Monday, Oct. 29, 1945

Rush to the Fireside

Army headquarters in Paris announced that "lack of shipping" would slow up redeployment by a month. Impatient, homesick G.I.s hit the ceiling. In the office of Stars & Stripes the angry staff members wrote and printed a letter that would surely have been censored if it had been sent to the composing room as an editorial.

The letter pointedly asked if the delay was not caused by failure to use all available merchant marine ships, speculated on whether enough idle bottoms had been pressed into service as troop carriers, wondered if the Army had not failed to "act aggressively." The soldier editors ap pealed to Washington newspapermen to search out "the truth."

The truth was that the Army, still ahead of its redeployment schedule, was working with might & main to get troops home. The Army was being torn apart in answer to public demand, and would have to be rebuilt from the ground up after redeployment had been completed. Last week the War Department announced that by February all troops eligible for redeployment will be home from Atlantic theaters; by next June, from the Pacific.
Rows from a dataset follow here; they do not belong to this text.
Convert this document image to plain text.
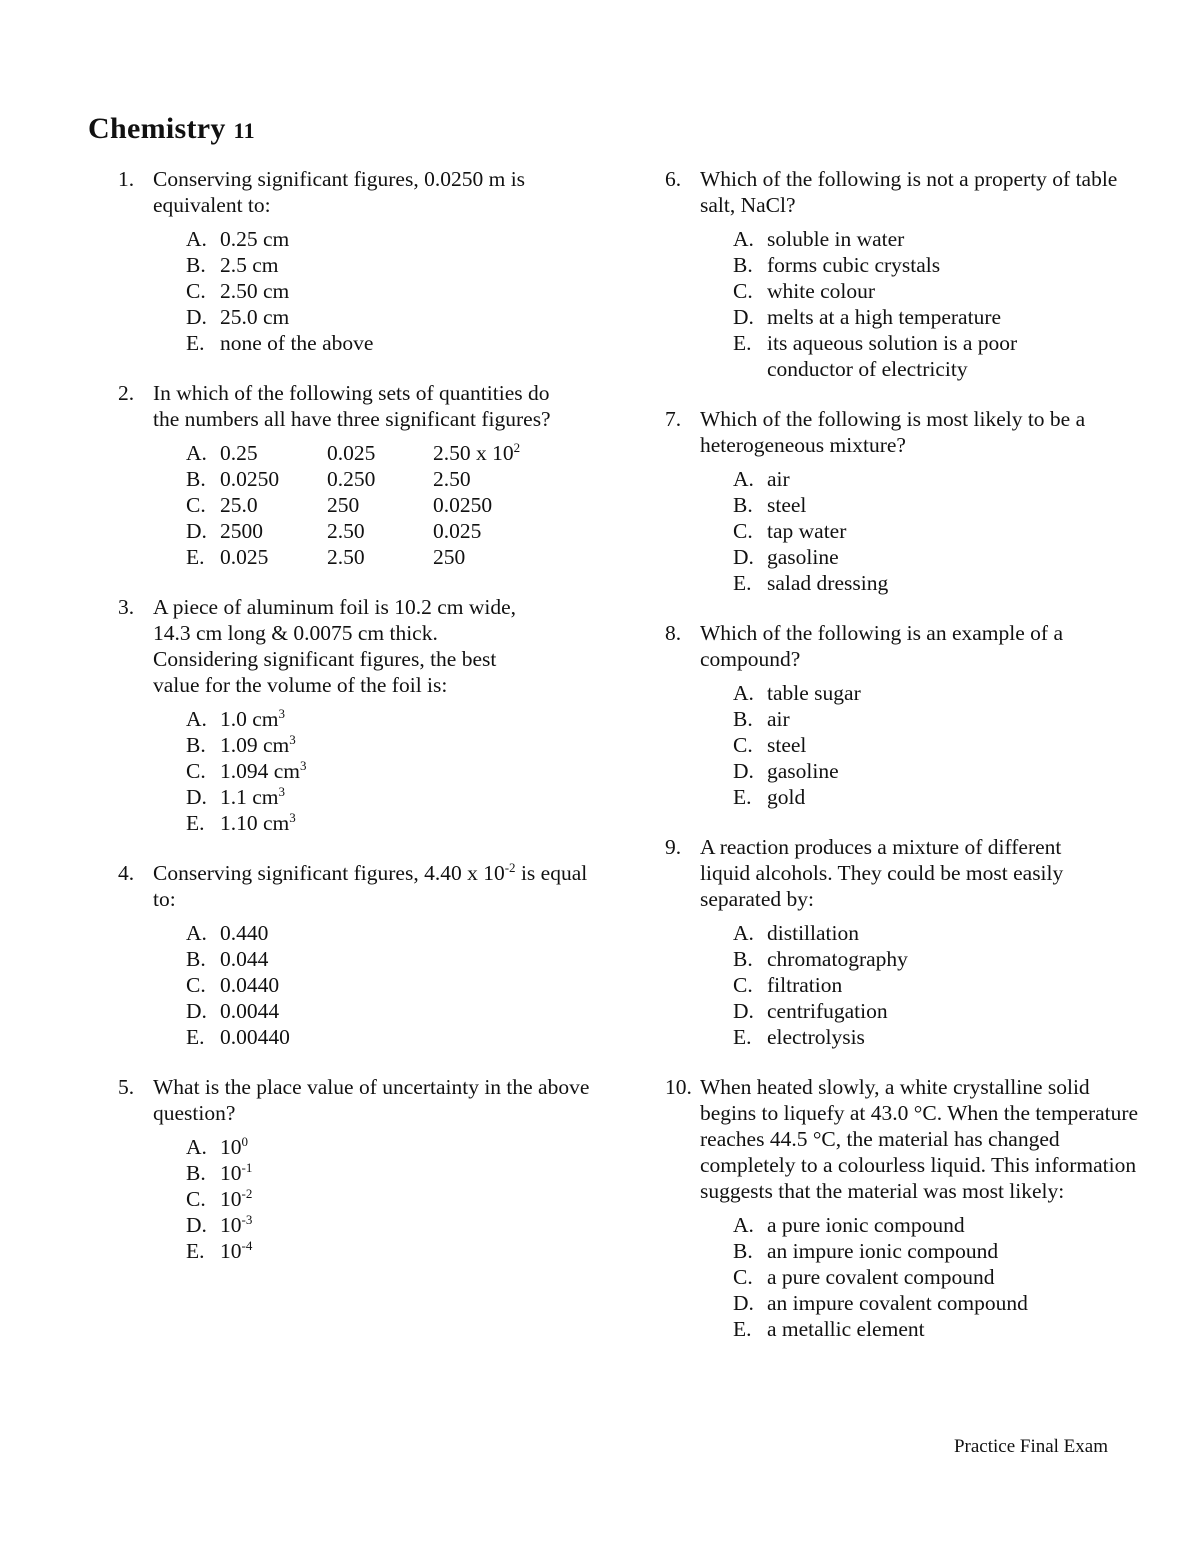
Chemistry 11
1. Conserving significant figures, 0.0250 m is equivalent to:

A. 0.25 cm
B. 2.5 cm
C. 2.50 cm
D. 25.0 cm
E. none of the above
2. In which of the following sets of quantities do the numbers all have three significant figures?

A. 0.25	0.025	2.50 x $10^2$
B. 0.0250 0.250	2.50
C. 25.0	250	0.0250
D. 2500	2.50	0.025
E. 0.025	2.50	250
3. A piece of aluminum foil is 10.2 cm wide, 14.3 cm long & 0.0075 cm thick. Considering significant figures, the best value for the volume of the foil is:

A. 1.0 $cm^3$
B. 1.09 $cm^3$
C. 1.094 $cm^3$
D. 1.1 $cm^3$
E. 1.10 $cm^3$
4. Conserving significant figures, 4.40 x $10^{-2}$ is equal to:

A. 0.440
B. 0.044
C. 0.0440
D. 0.0044
E. 0.00440
5. What is the place value of uncertainty in the above question?

A. $10^0$
B. $10^{-1}$
C. $10^{-2}$
D. $10^{-3}$
E. $10^{-4}$
6. Which of the following is not a property of table salt, NaCl?

A. soluble in water
B. forms cubic crystals
C. white colour
D. melts at a high temperature
E. its aqueous solution is a poor conductor of electricity
7. Which of the following is most likely to be a heterogeneous mixture?

A. air
B. steel
C. tap water
D. gasoline
E. salad dressing
8. Which of the following is an example of a compound?

A. table sugar
B. air
C. steel
D. gasoline
E. gold
9. A reaction produces a mixture of different liquid alcohols. They could be most easily separated by:

A. distillation
B. chromatography
C. filtration
D. centrifugation
E. electrolysis
10. When heated slowly, a white crystalline solid begins to liquefy at 43.0 °C. When the temperature reaches 44.5 °C, the material has changed completely to a colourless liquid. This information suggests that the material was most likely:

A. a pure ionic compound
B. an impure ionic compound
C. a pure covalent compound
D. an impure covalent compound
E. a metallic element
Practice Final Exam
To speed the job, ten aircraft carriers, 26 cruisers, and six battleships will soon be run into service as troop carriers.

They would more than make up for the loss of the great Queen Elizabeth and the Aquitania, which the British announced would be taken off the job of returning U.S. troops.

The Queen Mary will stay in the U.S. transport service, but Elizabeth and Aquitania had other obligations, which should be understood by U.S. troops. British and Canadian soldiers want to be sped home, too. The Combined Chiefs of Staff, reassigning the two ships, decided it was time to give them a chance.